When a visualization uses in-db data, the visualization queries the external data source directly. Every time a change is made to the configuration of the visualization, e.g., a measure is defined on the Y-axis or a categorical column is added, a new query is sent to the external data source resulting in new, aggregated data.

When working with in-db data it is the connector and the underlying data source that determines which aggregation methods are available.

In-db data is usually preferred if you are working with very large data volumes, which would not fit in-memory, or if you want to make sure that the data is always the latest data from your external system, and always handled in the ways of your external system.

Data loading settings

For in-memory data, you can specify Data loading settings for each source in your data table, as long as the data is kept linked. These settings determine whether to use Stored data, Always new data or New data when possible. When saving an analysis, it is important to consider the data loading settings because they can determine whether other users will have access to the data in the analysis, if the analysis is shared.

The Stored data option saves the current data in the analysis. New data will only be loaded if the source is manually reloaded.
The New data when possible option will also store the current data in the analysis. In that case, data will also be available to users who do not have access to the source. However, if a user has access, then new data will be loaded when the analysis is opened.
Always new data does not store any data in the analysis file.

You can change the data loading settings for applicable sources from within the Data canvas. See Storing data within the analysis for more information.

If the analysis will be used with scheduled updates, you can exclude certain data sources from that update in the data loading settings. See Reloading data for each user when using scheduled updates for more information.

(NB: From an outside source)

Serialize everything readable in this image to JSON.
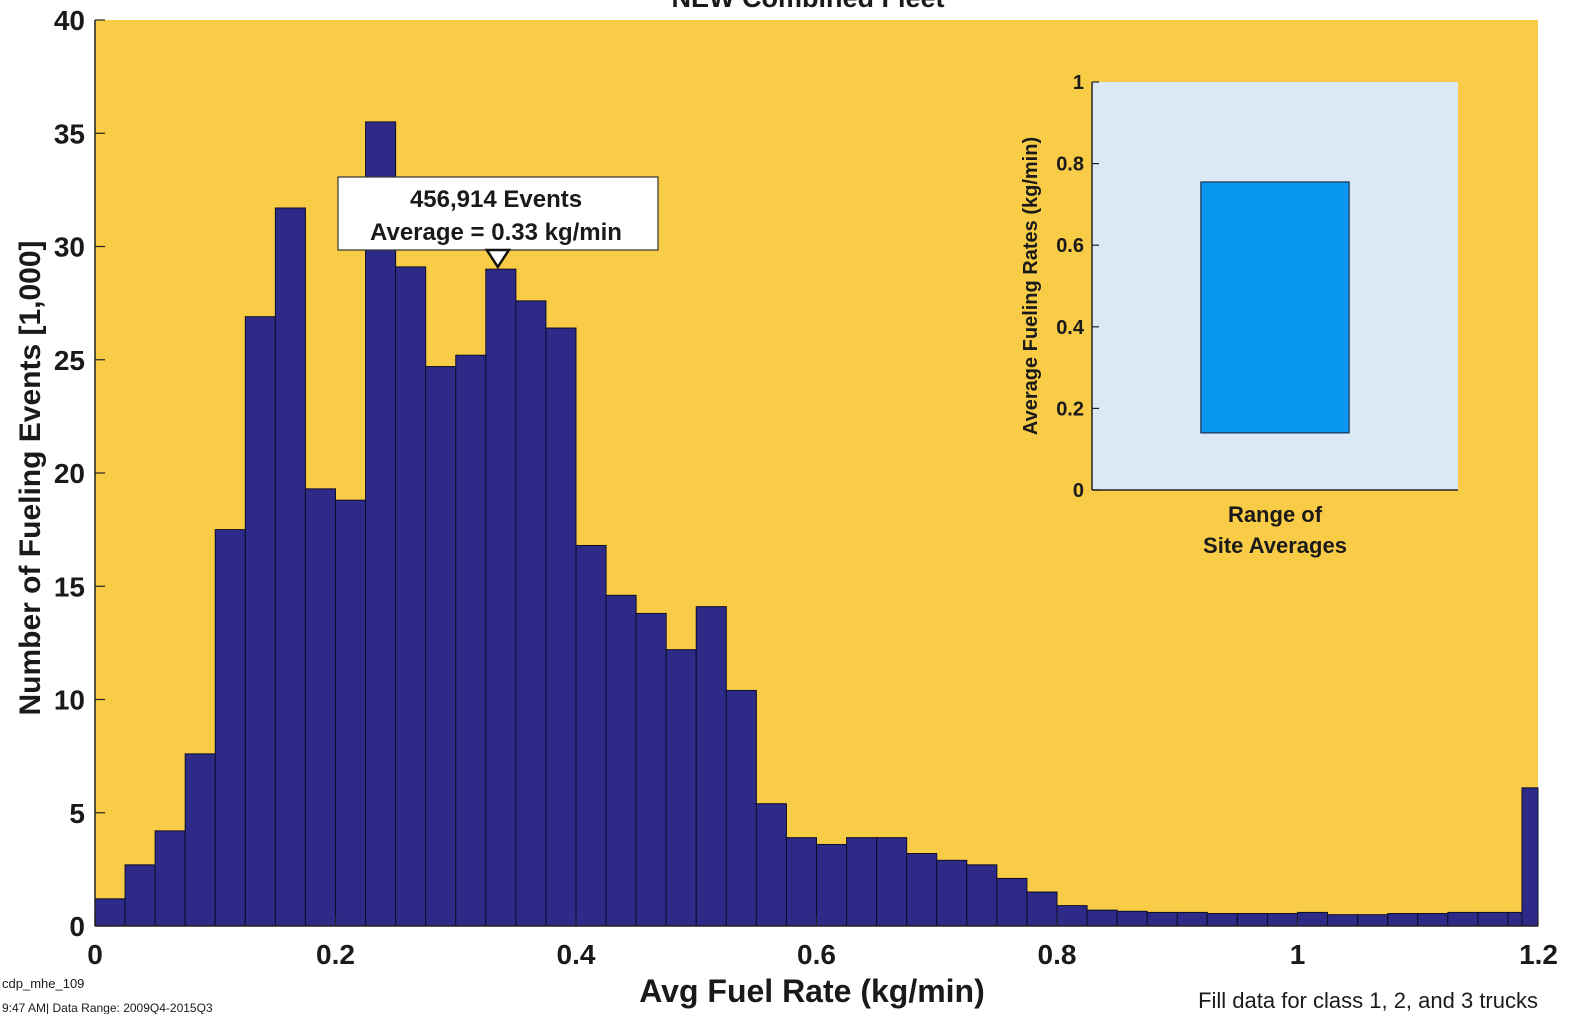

On-demand (configured using installed client only)

When data from a non-cube data connection or an information link is to be added to the analysis as a new data table, in the installed client, you have the option to either load all data at once, or to load data on demand only. This is applicable to both in-memory and in-database data (for data connections). Your analysis can benefit from on-demand loading when you have access to massive amounts of data, but you only need to work with some parts of the data at a time. When setting up an on-demand data table you can specify conditions based on one or more other data tables to control what to load. You can also start by letting an on-demand data table be the first (or only) data table in the analysis if its input is defined by a document property, a variable you can define yourself.

On-demand loading can be regarded as a way to filter data; it is basically a WHERE-clause which dynamically limits what is read and used in calculations.

Custom queries (configured using installed client only)

When working with data connections to relational databases or other non-cube data sources, you get the option to select one or more tables from the data source in the modeling view. Here, you might also have the option to create your own custom database query, depending on your licenses. A custom query results in a custom table which in turn can be used to set up a view in the selected connection in the same way as you would do with other database tables. Queries are written in a language that the database understands. For example, for a Microsoft SQL Server database, you would write your custom query in the Microsoft SQL Server dialect of SQL.

Information links also give you the possibility to create custom SQL.